Terraform used the selected providers to generate the following execution plan. Resource actions
are indicated with the following symbols:
  + create

Terraform will perform the following actions:

  # google_container_node_pool.primary_nodes will be created
  + resource "google_container_node_pool" "primary_nodes" {
      + cluster                     = "test-gke-cluster"
      + id                          = (known after apply)
      + initial_node_count          = (known after apply)
      + instance_group_urls         = (known after apply)
      + location                    = "europe-west1"
      + managed_instance_group_urls = (known after apply)
      + max_pods_per_node           = (known after apply)
      + name                        = "default-pool"
      + name_prefix                 = (known after apply)
      + node_count                  = 1
      + node_locations              = (known after apply)
      + operation                   = (known after apply)
      + project                     = "xyz"
      + version                     = (known after apply)

      + management {
          + auto_repair  = (known after apply)
          + auto_upgrade = (known after apply)
        }

      + network_config {
          + create_pod_range     = (known after apply)
          + enable_private_nodes = (known after apply)
          + pod_ipv4_cidr_block  = (known after apply)
          + pod_range            = (known after apply)
        }

      + node_config {
          + disk_size_gb      = (known after apply)
          + disk_type         = (known after apply)
          + guest_accelerator = (known after apply)
          + image_type        = (known after apply)
          + labels            = (known after apply)
          + local_ssd_count   = (known after apply)
          + logging_variant   = "DEFAULT"
          + machine_type      = "e2-medium"
          + metadata          = (known after apply)
          + min_cpu_platform  = (known after apply)
          + oauth_scopes      = [
              + "https://www.googleapis.com/auth/cloud-platform",
            ]
          + preemptible       = false
          + service_account   = "test-gke-cluster-sa@xyz.iam.gserviceaccount.com"
          + spot              = false
          + taint             = (known after apply)

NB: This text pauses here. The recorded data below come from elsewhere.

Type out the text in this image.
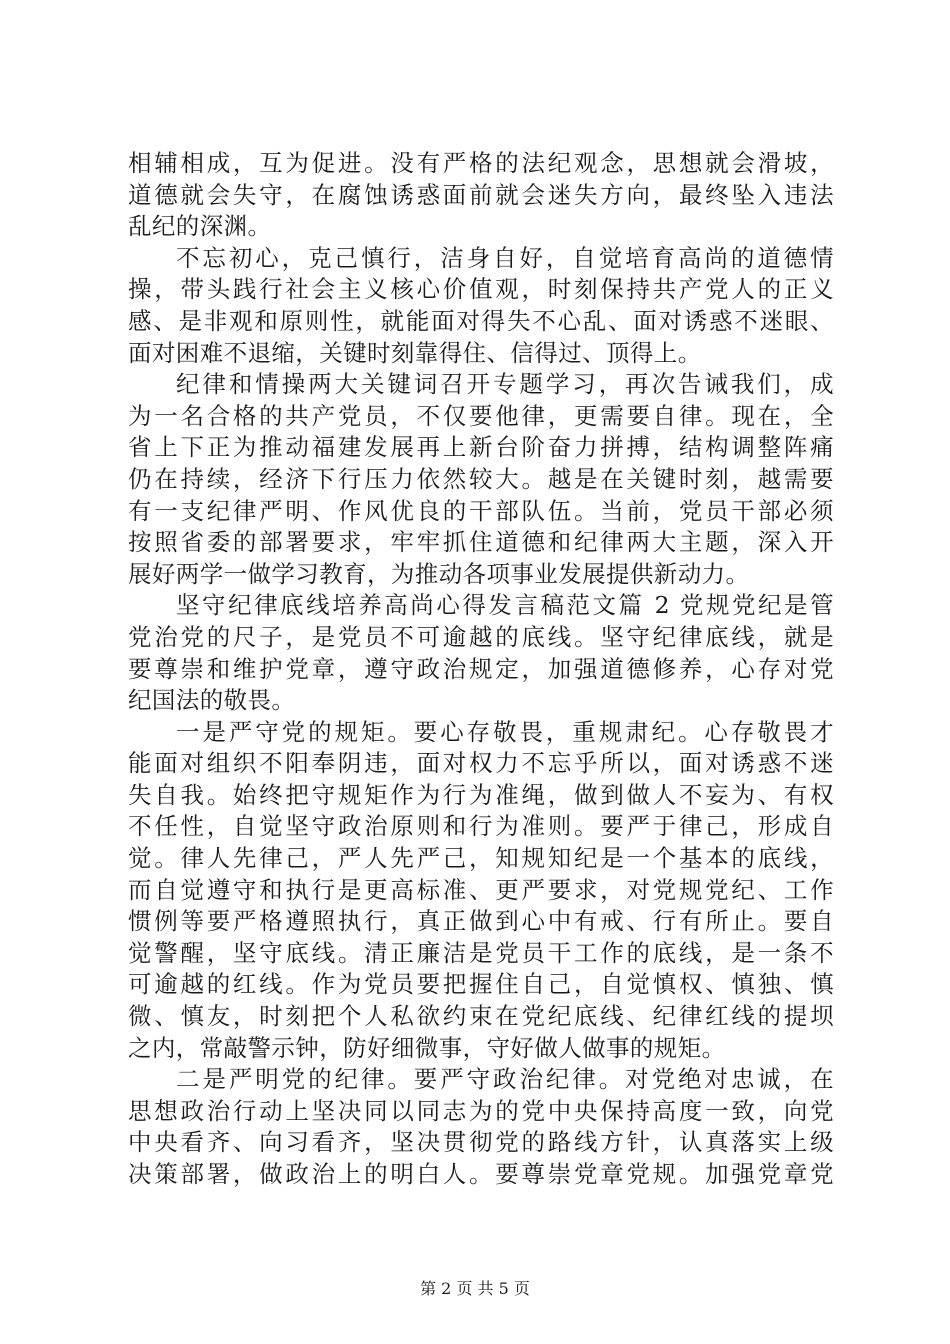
相辅相成，互为促进。没有严格的法纪观念，思想就会滑坡，
道德就会失守，在腐蚀诱惑面前就会迷失方向，最终坠入违法
乱纪的深渊。
不忘初心，克己慎行，洁身自好，自觉培育高尚的道德情
操，带头践行社会主义核心价值观，时刻保持共产党人的正义
感、是非观和原则性，就能面对得失不心乱、面对诱惑不迷眼、
面对困难不退缩，关键时刻靠得住、信得过、顶得上。
纪律和情操两大关键词召开专题学习，再次告诫我们，成
为一名合格的共产党员，不仅要他律，更需要自律。现在，全
省上下正为推动福建发展再上新台阶奋力拼搏，结构调整阵痛
仍在持续，经济下行压力依然较大。越是在关键时刻，越需要
有一支纪律严明、作风优良的干部队伍。当前，党员干部必须
按照省委的部署要求，牢牢抓住道德和纪律两大主题，深入开
展好两学一做学习教育，为推动各项事业发展提供新动力。
坚守纪律底线培养高尚心得发言稿范文篇 2 党规党纪是管
党治党的尺子，是党员不可逾越的底线。坚守纪律底线，就是
要尊崇和维护党章，遵守政治规定，加强道德修养，心存对党
纪国法的敬畏。
一是严守党的规矩。要心存敬畏，重规肃纪。心存敬畏才
能面对组织不阳奉阴违，面对权力不忘乎所以，面对诱惑不迷
失自我。始终把守规矩作为行为准绳，做到做人不妄为、有权
不任性，自觉坚守政治原则和行为准则。要严于律己，形成自
觉。律人先律己，严人先严己，知规知纪是一个基本的底线，
而自觉遵守和执行是更高标准、更严要求，对党规党纪、工作
惯例等要严格遵照执行，真正做到心中有戒、行有所止。要自
觉警醒，坚守底线。清正廉洁是党员干工作的底线，是一条不
可逾越的红线。作为党员要把握住自己，自觉慎权、慎独、慎
微、慎友，时刻把个人私欲约束在党纪底线、纪律红线的提坝
之内，常敲警示钟，防好细微事，守好做人做事的规矩。
二是严明党的纪律。要严守政治纪律。对党绝对忠诚，在
思想政治行动上坚决同以同志为的党中央保持高度一致，向党
中央看齐、向习看齐，坚决贯彻党的路线方针，认真落实上级
决策部署，做政治上的明白人。要尊崇党章党规。加强党章党
第 2 页 共 5 页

          + shielded_instance_config {
              + enable_integrity_monitoring = (known after apply)
              + enable_secure_boot          = (known after apply)
            }

          + workload_metadata_config {
              + mode = (known after apply)
            }
        }

      + upgrade_settings {
          + max_surge       = (known after apply)
          + max_unavailable = (known after apply)
          + strategy        = (known after apply)

          + blue_green_settings {
              + node_pool_soak_duration = (known after apply)

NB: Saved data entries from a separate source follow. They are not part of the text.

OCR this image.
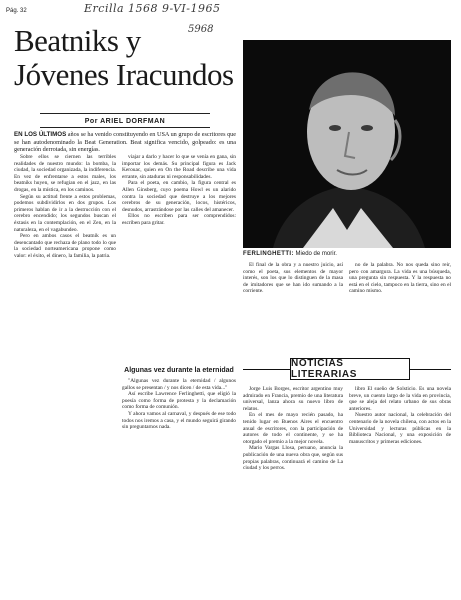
Pág. 32	Ercilla 1568 9-VI-1965
5968
Beatniks y Jóvenes Iracundos
Por ARIEL DORFMAN
EN LOS ÚLTIMOS años se ha venido constituyendo en USA un grupo de escritores que se han autodenominado la Beat Generation. Beat significa vencido, golpeado: es una generación derrotada, sin energías.

Sobre ellos se ciernen las terribles realidades de nuestro mundo: la bomba, la ciudad, la sociedad organizada, la indiferencia. En vez de enfrentarse a estos males, los beatniks huyen, se refugian en el jazz, en las drogas, en la mística, en los caminos.

Según su actitud frente a estos problemas, podemos subdividirlos en dos grupos. Los primeros hablan de ir a la destrucción con el cerebro encendido; los segundos buscan el éxtasis en la contemplación, en el Zen, en la naturaleza, en el vagabundeo.

Pero en ambos casos el beatnik es un desencantado que rechaza de plano todo lo que la sociedad norteamericana propone como valor: el éxito, el dinero, la familia, la patria.

viajar a darlo y hacer lo que se venía en gana, sin importar los demás. Su principal figura es Jack Kerouac, quien en On the Road describe una vida errante, sin ataduras ni responsabilidades.

Para el poeta, en cambio, la figura central es Allen Ginsberg, cuyo poema Howl es un alarido contra la sociedad que destruye a los mejores cerebros de su generación, locos, histéricos, desnudos, arrastrándose por las calles del amanecer.

Ellos no escriben para ser comprendidos: escriben para gritar.

Algunas vez durante la eternidad

"Algunas vez durante la eternidad / algunos gallos se presentan / y nos dicen / de esta vida..."

Así escribe Lawrence Ferlinghetti, que eligió la poesía como forma de protesta y la declamación como forma de comunión.

Y ahora vamos al carnaval, y después de ese todo todos nos iremos a casa, y el mundo seguirá girando sin preguntarnos nada.

FERLINGHETTI: Miedo de morir.

El final de la obra y a nuestro juicio, así como el poeta, sus elementos de mayor interés, son los que lo distinguen de la masa de imitadores que se han ido sumando a la corriente.

no de la palabra. No nos queda sino reir, pero con amargura. La vida es una búsqueda, una pregunta sin respuesta. Y la respuesta no está en el cielo, tampoco en la tierra, sino en el camino mismo.

NOTICIAS LITERARIAS

Jorge Luis Borges, escritor argentino muy admirado en Francia, premio de una literatura universal, lanza ahora su nuevo libro de relatos.

En el mes de mayo recién pasado, ha tenido lugar en Buenos Aires el encuentro anual de escritores, con la participación de autores de todo el continente, y se ha otorgado el premio a la mejor novela.

Mario Vargas Llosa, peruano, anuncia la publicación de una nueva obra que, según sus propias palabras, continuará el camino de La ciudad y los perros.

libro El sueño de Solsticio. Es una novela breve, un cuento largo de la vida en provincia, que se aleja del relato urbano de sus obras anteriores.

Nuestro autor nacional, la celebración del centenario de la novela chilena, con actos en la Universidad y lecturas públicas en la Biblioteca Nacional, y una exposición de manuscritos y primeras ediciones.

              + standard_rollout_policy {
                  + batch_node_count    = (known after apply)
                  + batch_percentage    = (known after apply)
                  + batch_soak_duration = (known after apply)
                }
            }
        }
    }

Plan: 1 to add, 0 to change, 0 to destroy.

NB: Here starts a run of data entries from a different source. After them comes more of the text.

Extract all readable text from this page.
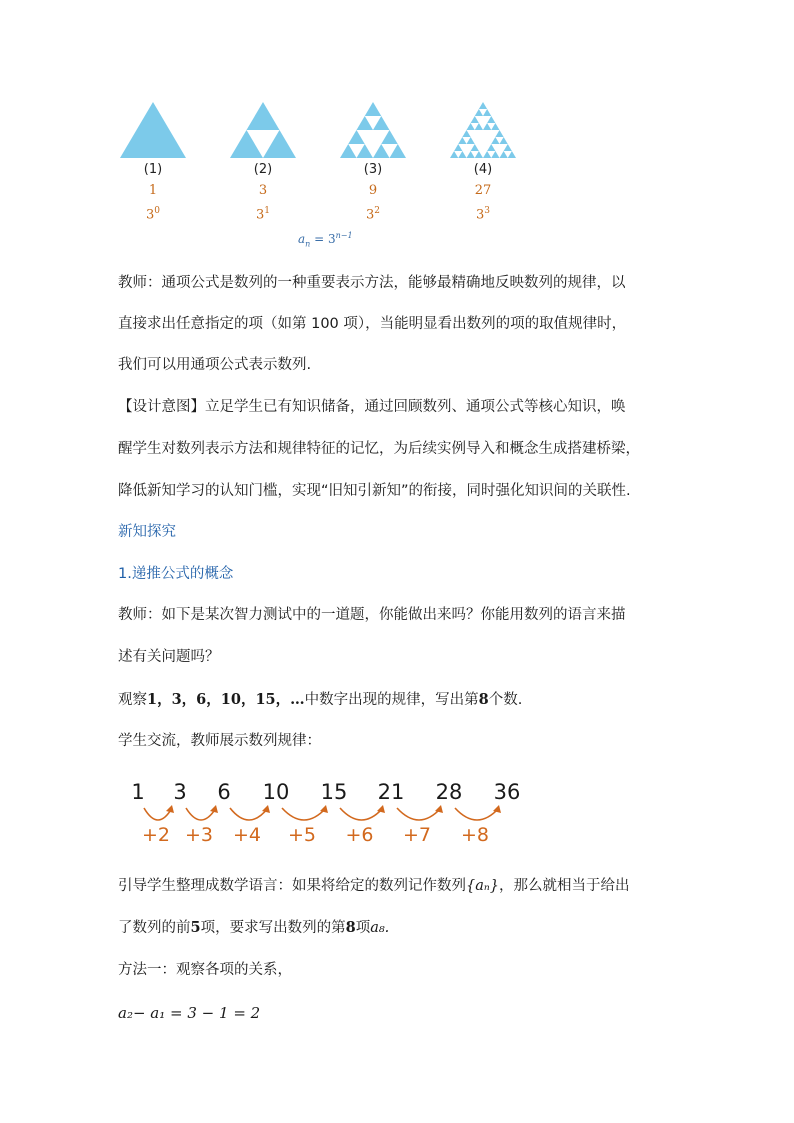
(1)
1
$3^0$
(2)
3
$3^1$
(3)
9
$3^2$
(4)
27
$3^3$
$a_n = 3^{n-1}$
教师：通项公式是数列的一种重要表示方法，能够最精确地反映数列的规律，以
直接求出任意指定的项（如第 100 项），当能明显看出数列的项的取值规律时，
我们可以用通项公式表示数列.
【设计意图】立足学生已有知识储备，通过回顾数列、通项公式等核心知识，唤
醒学生对数列表示方法和规律特征的记忆，为后续实例导入和概念生成搭建桥梁，
降低新知学习的认知门槛，实现“旧知引新知”的衔接，同时强化知识间的关联性.
新知探究
1.递推公式的概念
教师：如下是某次智力测试中的一道题，你能做出来吗？你能用数列的语言来描
述有关问题吗？
观察1，3，6，10，15，…中数字出现的规律，写出第8个数.
学生交流，教师展示数列规律：
1 3 6 10 15 21 28 36
+2 +3 +4 +5 +6 +7 +8
引导学生整理成数学语言：如果将给定的数列记作数列{aₙ}，那么就相当于给出
了数列的前5项，要求写出数列的第8项a₈.
方法一：观察各项的关系，
a₂− a₁ = 3 − 1 = 2
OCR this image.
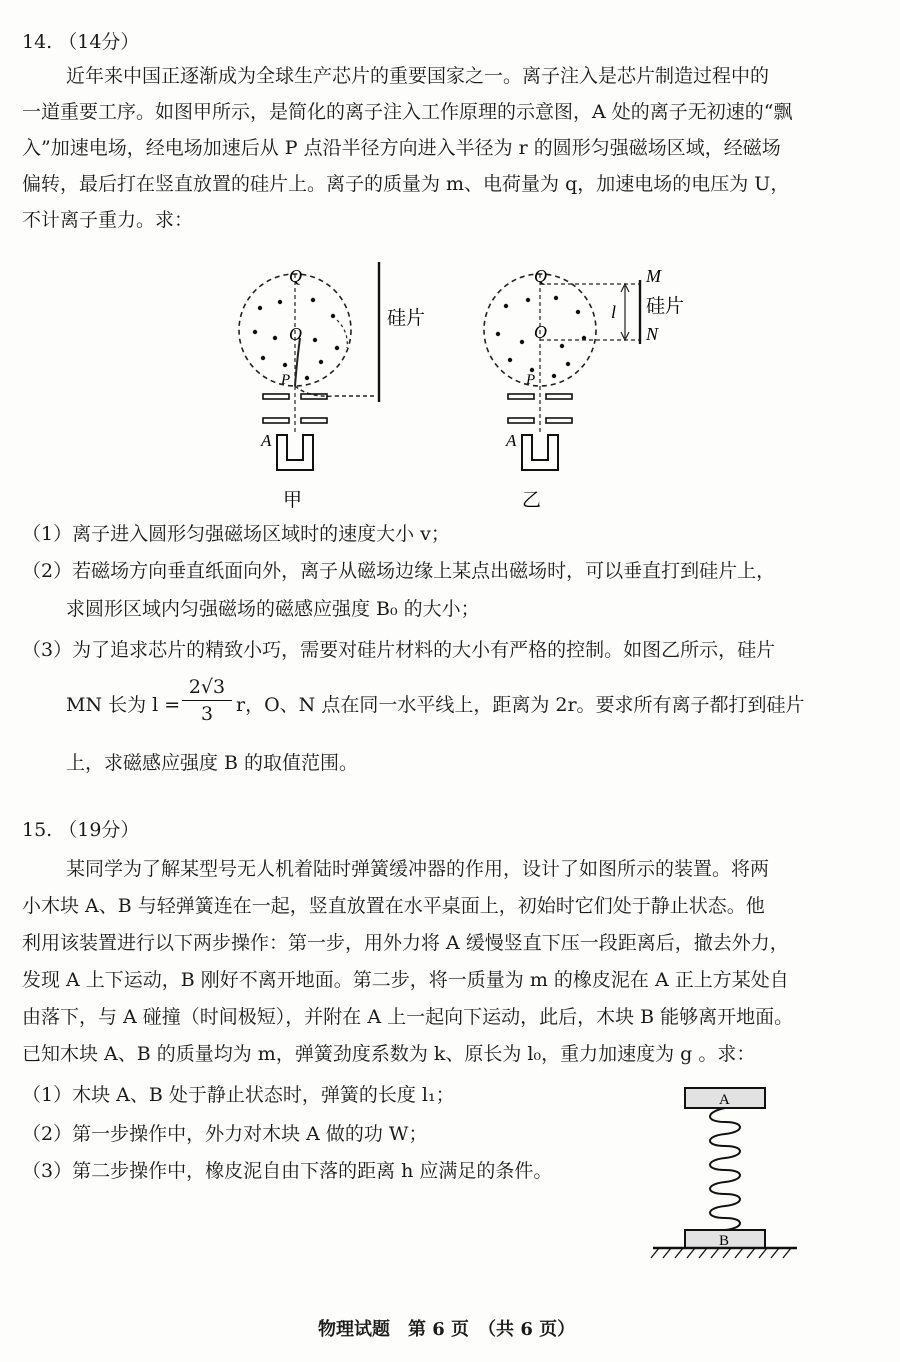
14. （14分）
近年来中国正逐渐成为全球生产芯片的重要国家之一。离子注入是芯片制造过程中的
一道重要工序。如图甲所示，是简化的离子注入工作原理的示意图，A 处的离子无初速的“飘
入”加速电场，经电场加速后从 P 点沿半径方向进入半径为 r 的圆形匀强磁场区域，经磁场
偏转，最后打在竖直放置的硅片上。离子的质量为 m、电荷量为 q，加速电场的电压为 U，
不计离子重力。求：
Q
O
P
A
硅片
甲
Q
O
P
A
M
N
l 硅片
乙
（1）离子进入圆形匀强磁场区域时的速度大小 v；
（2）若磁场方向垂直纸面向外，离子从磁场边缘上某点出磁场时，可以垂直打到硅片上，
求圆形区域内匀强磁场的磁感应强度 B₀ 的大小；
（3）为了追求芯片的精致小巧，需要对硅片材料的大小有严格的控制。如图乙所示，硅片
MN 长为 l =
2√3
3	r，O、N 点在同一水平线上，距离为 2r。要求所有离子都打到硅片
上，求磁感应强度 B 的取值范围。
15. （19分）
某同学为了解某型号无人机着陆时弹簧缓冲器的作用，设计了如图所示的装置。将两
小木块 A、B 与轻弹簧连在一起，竖直放置在水平桌面上，初始时它们处于静止状态。他
利用该装置进行以下两步操作：第一步，用外力将 A 缓慢竖直下压一段距离后，撤去外力，
发现 A 上下运动，B 刚好不离开地面。第二步，将一质量为 m 的橡皮泥在 A 正上方某处自
由落下，与 A 碰撞（时间极短），并附在 A 上一起向下运动，此后，木块 B 能够离开地面。
已知木块 A、B 的质量均为 m，弹簧劲度系数为 k、原长为 l₀，重力加速度为 g 。求：
（1）木块 A、B 处于静止状态时，弹簧的长度 l₁；
（2）第一步操作中，外力对木块 A 做的功 W；
（3）第二步操作中，橡皮泥自由下落的距离 h 应满足的条件。
A
B
物理试题　第 6 页　（共 6 页）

We are seeing this because it was removed by "remove_default_node_pool = true" setting.

If you simply change the name from "default-pool" to "default" OR use "remove_default_node_pool = false". We do not experience this problem.

Steps to Reproduce

Copy the config from the above "Terraform Configuration Files". Alter it for your project and network settings and run:

  1. terraform apply
  2. terraform state rm google_container_cluster.primary
  3. terraform import google_container_cluster.primary xyz/europe-west1/test-gke-cluster
  4. terraform apply

Important Factoids

References

b/299600729

rileykarson commented 1 year ago

This is working as intended, although it's not documented well. The default pool in GKE is indistinguishable from other pools, and is identified by default-pool as its name. If you delete the pool on a cluster, recreate a pool with the same name, and then poll the API, node_config (configuration of the default pool) will report the attributes of the new pool you created.